Love is Strange touche à de nombreux sujets d’actualité faisant débat. Ira Sachs explique : "Ce qui arrive à Ben et George soulèvent beaucoup de débats présents dans la société américaine : l’égalité devant le mariage, le conservatisme religieux et la discrimination, les inégalités de revenus, l’état de notre système social. Mais cela va aussi au-delà : si les thématiques du fi lm sont politiques, le résultat est profondément humain."
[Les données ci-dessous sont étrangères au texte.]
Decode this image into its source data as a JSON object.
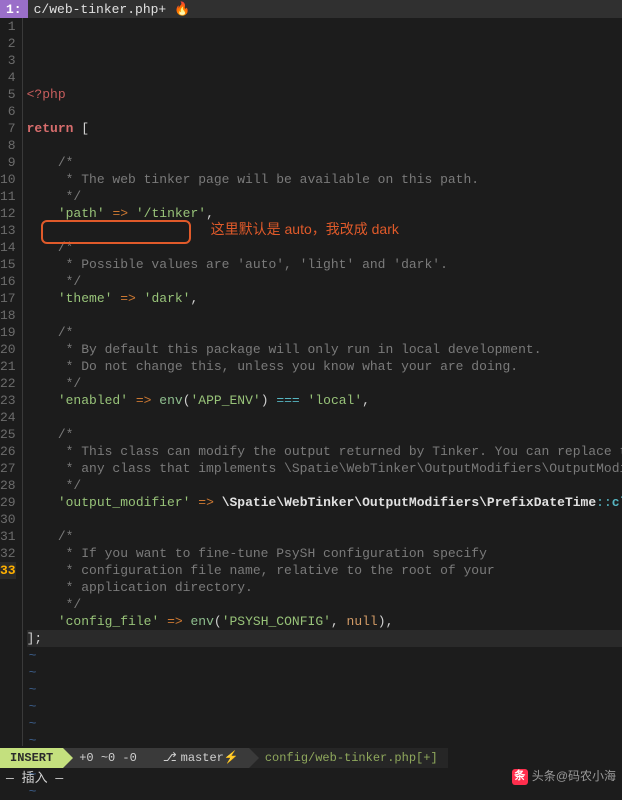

Le titre du film fait référence à la chanson Love is Strange, chantée en 1956 par Mickey & Sylvia et dont le réalisateur Ira Sachs est fan. Cet air de rythme and blues du duo américain s’est vendu à plus d’un million d’exemplaires. "Love is strange" a été de nombreuses fois reprise par la suite, notamment par Sonny & Cher, Paul McCartney et les Wings, dans le cultissime Dirty Dancing ou plus récemment par Pitbull pour le film Men in Black III.
En compétition à la Berlinale 2014, Love is Strange a été présenté au public, en présence des acteurs et du réalisateur Ira Sachs. A la fin de la projection, Sachs se souvient que l’acteur John Lithgow s’est mis à pleurer. Il a alors pris la main du réalisateur et l’a serrée comme pour le remercier du travail qu’il avait fait.
En 2014, Love is Strange a été diffusé à l'occasion du Festival de Sundance puis dans la section Panorama du Festival International du Film de Berlin. La même année, il est présenté en compétition au Festival du Cinéma Américain de Deauville.
Le script du film est un portrait poignant du mariage, de ses joies et ses peines, mais aussi de ses difficultés occasionnelles. John Lithgow précise : "Ceux d’entre nous qui vivent en famille s’habituent à un certain confort quotidien, à certaines routines, lorsqu’un élément extérieur vient perturber tout cet équilibre."
Alfred Molina rajoute : "Il y a quelque chose de très rassurant au quotidien dans le couple que forment Ben et George. C’est une relation très « fonctionnelle ». George est un homme passionné par son travail, et très engagé dans sa relation avec Ben. La séparation les affecte très profondément. Pas seulement l’angoisse liée à la séparation, mais la peur d’abandonner en quelque sorte Ben."
Malgré sa présentation réussie au Festival de Berlin, ou l'absence de sexe explicite et de violence, Love is Strange a été classé R (déconseillé aux moins de 17 ans non-accompagnés) aux Etats-Unis, pour cause de langage vulgaire. Selon le communiqué officiel en tout cas, puisqu'un réalisateur accuse la MPAA d'avoir délivré ce certificat au film parce qu'il met en scène un couple gay.
Ira Sachs collabore de nouveau avec Mauricio Zacharias, le co-scénariste de Keep the Lights On (2012).
Dans le film, New-York est un personnage à part entière ; aussi, l’équipe de Love is Strange a tenu à y inscrire un maximum de personnages afin de faire un tableau de la ville façon Woody Allen (à travers Manhattan (1979) et Hannah et ses sœurs (1986)).